Karson's father said his son — who circulates an underground publication called The Yeti on the campus — never directly threatened any students and wouldn't harm anyone. But Wiesley said Karson's intentions don't matter because students felt threatened and said they were afraid to come to class.
"His words were taken as a threat of force or violence, and people said, 'I'm not coming to class. I'm scared,'" Wiesley said. "So that impeded their education."
Among Karson's controversial comments Tuesday, Wiesley said, was one that directly answered another student's question of, "Are you going to do something Thursday?"
"He said, 'Well, not necessarily this Thursday,'" Wiesley said. "Do you take a chance on coming back to class?"
With Karson banned from the campus, most of the students were back in their seats Thursday, and a class field trip in Denver this weekend should happen as planned, Wiesley said.
"We went from most people not coming to most people showing up," he said. "Now they can get the education they came here for, and that's a good thing."
Students have been debating Karson's punishment on the social-networking site Facebook.com.
"A national tragedy shouldn't take away anyone's rights," one person wrote.

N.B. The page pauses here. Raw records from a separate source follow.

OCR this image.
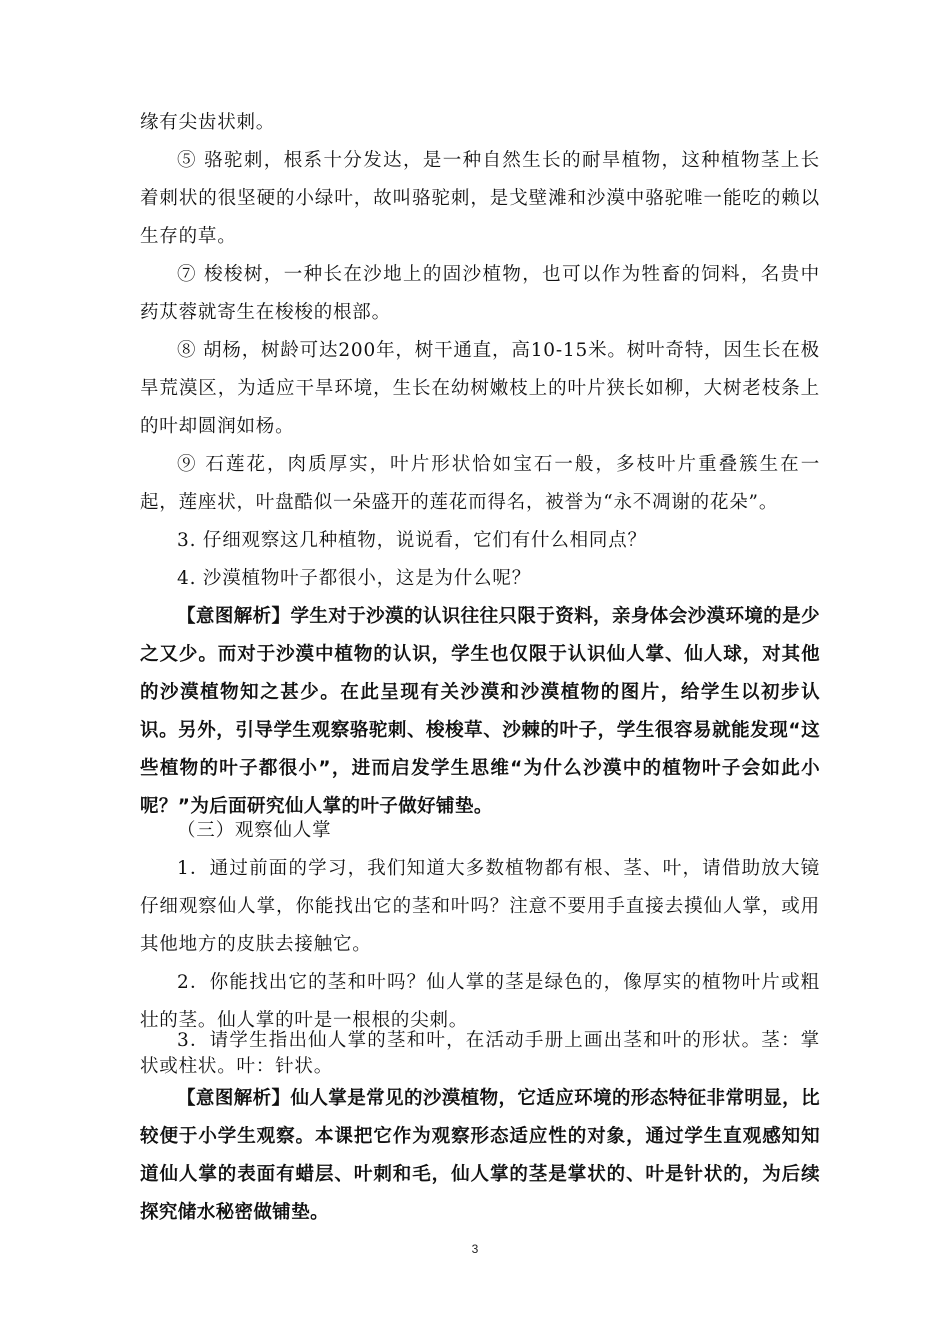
缘有尖齿状刺。

⑤ 骆驼刺，根系十分发达，是一种自然生长的耐旱植物，这种植物茎上长着刺状的很坚硬的小绿叶，故叫骆驼刺，是戈壁滩和沙漠中骆驼唯一能吃的赖以生存的草。

⑦ 梭梭树，一种长在沙地上的固沙植物，也可以作为牲畜的饲料，名贵中药苁蓉就寄生在梭梭的根部。

⑧ 胡杨，树龄可达200年，树干通直，高10-15米。树叶奇特，因生长在极旱荒漠区，为适应干旱环境，生长在幼树嫩枝上的叶片狭长如柳，大树老枝条上的叶却圆润如杨。

⑨ 石莲花，肉质厚实，叶片形状恰如宝石一般，多枝叶片重叠簇生在一起，莲座状，叶盘酷似一朵盛开的莲花而得名，被誉为“永不凋谢的花朵”。

3. 仔细观察这几种植物，说说看，它们有什么相同点？

4. 沙漠植物叶子都很小，这是为什么呢？

【意图解析】学生对于沙漠的认识往往只限于资料，亲身体会沙漠环境的是少之又少。而对于沙漠中植物的认识，学生也仅限于认识仙人掌、仙人球，对其他的沙漠植物知之甚少。在此呈现有关沙漠和沙漠植物的图片，给学生以初步认识。另外，引导学生观察骆驼刺、梭梭草、沙棘的叶子，学生很容易就能发现“这些植物的叶子都很小”，进而启发学生思维“为什么沙漠中的植物叶子会如此小呢？”为后面研究仙人掌的叶子做好铺垫。

（三）观察仙人掌

1．通过前面的学习，我们知道大多数植物都有根、茎、叶，请借助放大镜仔细观察仙人掌，你能找出它的茎和叶吗？注意不要用手直接去摸仙人掌，或用其他地方的皮肤去接触它。

2．你能找出它的茎和叶吗？仙人掌的茎是绿色的，像厚实的植物叶片或粗壮的茎。仙人掌的叶是一根根的尖刺。

3．请学生指出仙人掌的茎和叶，在活动手册上画出茎和叶的形状。茎：掌状或柱状。叶：针状。

【意图解析】仙人掌是常见的沙漠植物，它适应环境的形态特征非常明显，比较便于小学生观察。本课把它作为观察形态适应性的对象，通过学生直观感知知道仙人掌的表面有蜡层、叶刺和毛，仙人掌的茎是掌状的、叶是针状的，为后续探究储水秘密做铺垫。

3
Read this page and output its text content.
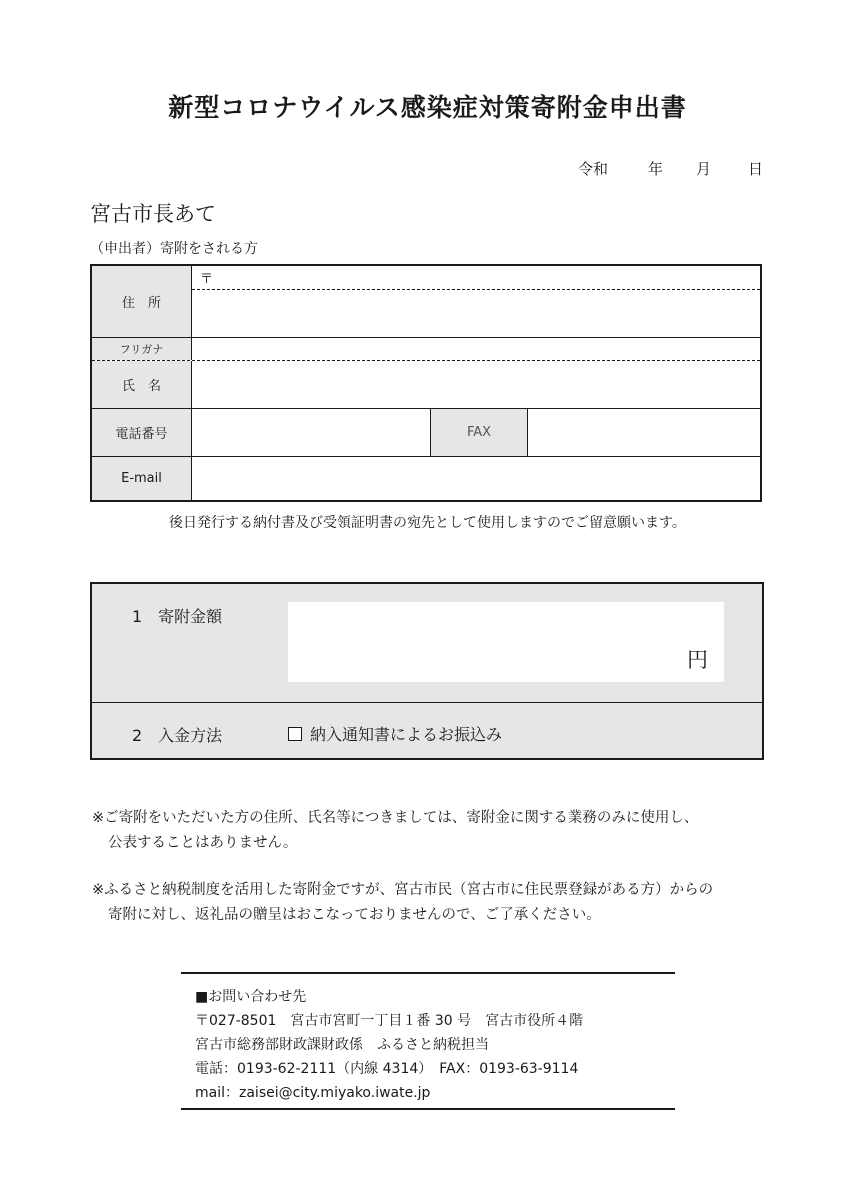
新型コロナウイルス感染症対策寄附金申出書
令和	年 月 日
宮古市長あて
（申出者）寄附をされる方
住　所
〒
フリガナ
氏　名
電話番号	FAX
E-mail
後日発行する納付書及び受領証明書の宛先として使用しますのでご留意願います。
1　寄附金額
円
2　入金方法	納入通知書によるお振込み
※ご寄附をいただいた方の住所、氏名等につきましては、寄附金に関する業務のみに使用し、
公表することはありません。
※ふるさと納税制度を活用した寄附金ですが、宮古市民（宮古市に住民票登録がある方）からの
寄附に対し、返礼品の贈呈はおこなっておりませんので、ご了承ください。
■お問い合わせ先
〒027-8501　宮古市宮町一丁目１番 30 号　宮古市役所４階
宮古市総務部財政課財政係　ふるさと納税担当
電話：0193-62-2111（内線 4314）　FAX：0193-63-9114
mail：zaisei@city.miyako.iwate.jp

CNN television personality Nancy Grace weighed in on the Karson case Thursday night.
After introducing Karson as a CU student who "says he sympathized with the V-Tech killer," Grace asked a woman whose daughter attends the Virginia school what she thought about Karson's statements.
"Let's take him 100-percent seriously and give him zero tolerance," the woman said. "We cannot afford another tragedy like this."